Jeffrey Gordon is the Richard Paul Richman Professor of Law at Columbia Law School and co-director of its Center for Law and Economic Studies. He is also a fellow of the European Corporate Governance Institute. He teaches and writes extensively on corporate governance, mergers and acquisitions as well as financial regulation. He recently published “Confronting Financial Crisis: The Case for a Systemic Emergency Insurance Fund” (2011,with Christopher Muller) and has posted working papers on financial crisis-related executive compensation, money market funds and a paper entitled “The Micro, Macro, and International Design of Financial Regulation” (co-authored with Colin Mayer). Gordon practiced at a New York law firm early in his career and worked in the general counsel’s office of the U.S. Department of the Treasury. While at Treasury, he worked on the Chrysler Corporation loan guarantee program and financial regulation.
Paul Stevens has served as president and CEO of the Investment Company Institute since June 2004. He is also a director of ICI Mutual Insurance Company. Before, he was ICI's general counsel. Outside ICI, Stevens' career has included varied roles in private law practice, as corporate counsel and in government service. He was a leader of the financial services practice of Dechert LLP and general counsel for mutual funds and international enterprise at Charles Schwab & Company Inc. Earlier in his career, Stevens served as special assistant for national security affairs to President Reagan, as executive secretary and legal adviser of the National Security Council and in other senior positions at the White House and the Pentagon. Upon leaving government service, he received the U.S. Department of Defense (DOD) Medal for Distinguished Public Service, DOD's highest civilian decoration. His current community and civic activities include service on the Finance Council of the Catholic Diocese of Arlington and the executive board of the National Capital Area Council of the Boy Scouts of America.
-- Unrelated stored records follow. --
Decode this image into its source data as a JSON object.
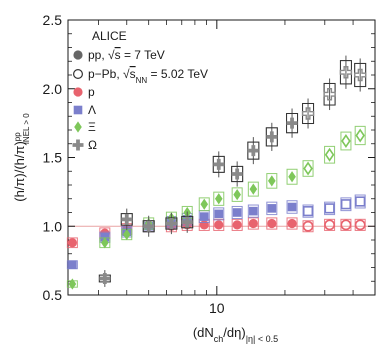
{
  "chart_data": {
    "type": "scatter",
    "x_scale": "log",
    "xlim": [
      2.2,
      50
    ],
    "ylim": [
      0.5,
      2.5
    ],
    "x_ticks": [
      {
        "value": 10,
        "label": "10"
      }
    ],
    "y_ticks": [
      {
        "value": 0.5,
        "label": "0.5"
      },
      {
        "value": 1.0,
        "label": "1.0"
      },
      {
        "value": 1.5,
        "label": "1.5"
      },
      {
        "value": 2.0,
        "label": "2.0"
      },
      {
        "value": 2.5,
        "label": "2.5"
      }
    ],
    "xlabel_parts": [
      "(dN",
      "ch",
      "/dη)",
      "|η| < 0.5"
    ],
    "ylabel_parts": [
      "(h/π)/(h/π)",
      "pp",
      "INEL > 0"
    ],
    "reference_line": 1.0,
    "legend": {
      "placement": "top-left",
      "title": "ALICE",
      "systems": [
        {
          "marker": "filled-circle",
          "parts": [
            "pp, ",
            "s",
            " = 7 TeV"
          ],
          "sub": ""
        },
        {
          "marker": "open-circle",
          "parts": [
            "p−Pb, ",
            "s",
            " = 5.02 TeV"
          ],
          "sub": "NN"
        }
      ],
      "species": [
        {
          "label": "p",
          "marker": "circle",
          "color": "#e8636e"
        },
        {
          "label": "Λ",
          "marker": "square",
          "color": "#7b7fcc"
        },
        {
          "label": "Ξ",
          "marker": "diamond",
          "color": "#7ec75a"
        },
        {
          "label": "Ω",
          "marker": "cross",
          "color": "#8a8a8a"
        }
      ]
    },
    "series": [
      {
        "name": "p",
        "color": "#e8636e",
        "marker": "circle",
        "system": "pp",
        "x": [
          2.3,
          3.2,
          4.0,
          5.0,
          6.3,
          7.4,
          8.8,
          10.2,
          12.3,
          14.5,
          17.5,
          21.5
        ],
        "y": [
          0.88,
          0.95,
          0.98,
          1.0,
          1.0,
          1.01,
          1.01,
          1.01,
          1.01,
          1.02,
          1.02,
          1.02
        ]
      },
      {
        "name": "p",
        "color": "#e8636e",
        "marker": "circle",
        "system": "p-Pb",
        "x": [
          25.3,
          31.5,
          37.2,
          43.0
        ],
        "y": [
          1.0,
          1.01,
          1.01,
          1.01
        ]
      },
      {
        "name": "Λ",
        "color": "#7b7fcc",
        "marker": "square",
        "system": "pp",
        "x": [
          2.3,
          3.2,
          4.0,
          5.0,
          6.3,
          7.4,
          8.8,
          10.2,
          12.3,
          14.5,
          17.5,
          21.5
        ],
        "y": [
          0.72,
          0.92,
          0.96,
          1.0,
          1.03,
          1.05,
          1.07,
          1.09,
          1.1,
          1.11,
          1.13,
          1.14
        ]
      },
      {
        "name": "Λ",
        "color": "#7b7fcc",
        "marker": "square",
        "system": "p-Pb",
        "x": [
          25.3,
          31.5,
          37.2,
          43.0
        ],
        "y": [
          1.11,
          1.13,
          1.16,
          1.18
        ]
      },
      {
        "name": "Ξ",
        "color": "#7ec75a",
        "marker": "diamond",
        "system": "pp",
        "x": [
          2.3,
          3.2,
          4.0,
          5.0,
          6.3,
          7.4,
          8.8,
          10.2,
          12.3,
          14.5,
          17.5,
          21.5
        ],
        "y": [
          0.58,
          0.88,
          0.94,
          1.02,
          1.06,
          1.1,
          1.16,
          1.2,
          1.23,
          1.27,
          1.33,
          1.36
        ]
      },
      {
        "name": "Ξ",
        "color": "#7ec75a",
        "marker": "diamond",
        "system": "p-Pb",
        "x": [
          25.3,
          31.5,
          37.2,
          43.0
        ],
        "y": [
          1.42,
          1.52,
          1.62,
          1.66
        ]
      },
      {
        "name": "Ω",
        "color": "#8a8a8a",
        "marker": "cross",
        "system": "pp",
        "x": [
          3.2,
          4.0,
          5.0,
          6.3,
          7.4,
          10.2,
          12.3,
          14.5,
          17.5,
          21.5
        ],
        "y": [
          0.62,
          1.05,
          1.0,
          1.02,
          1.03,
          1.45,
          1.38,
          1.55,
          1.65,
          1.75
        ]
      },
      {
        "name": "Ω",
        "color": "#8a8a8a",
        "marker": "cross",
        "system": "p-Pb",
        "x": [
          25.3,
          31.5,
          37.2,
          43.0
        ],
        "y": [
          1.82,
          1.96,
          2.12,
          2.1
        ]
      }
    ]
  }
}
Peter J. Wallison holds the Arthur F. Burns Chair in Financial Market Studies and is co-director of AEI’s program on financial policy studies. At AEI, Wallison researches banking, insurance and securities regulation. Before joining AEI, he practiced banking, corporate and financial law at Gibson, Dunn & Crutcher, in both Washington, D.C., and New York. From June 1981 to January 1985, he was general counsel of the U.S. Department of the Treasury, where he played a significant role developing the Reagan administration’s proposals for deregulation in the financial services industry. He is a frequent contributor to the op-ed pages of The New York Times, The Wall Street Journal and Financial Times. He has also written a book on campaign finance reform entitled “Better Parties, Better Government: A Realistic Program for Campaign Finance Reform” (AEI Press, 2009).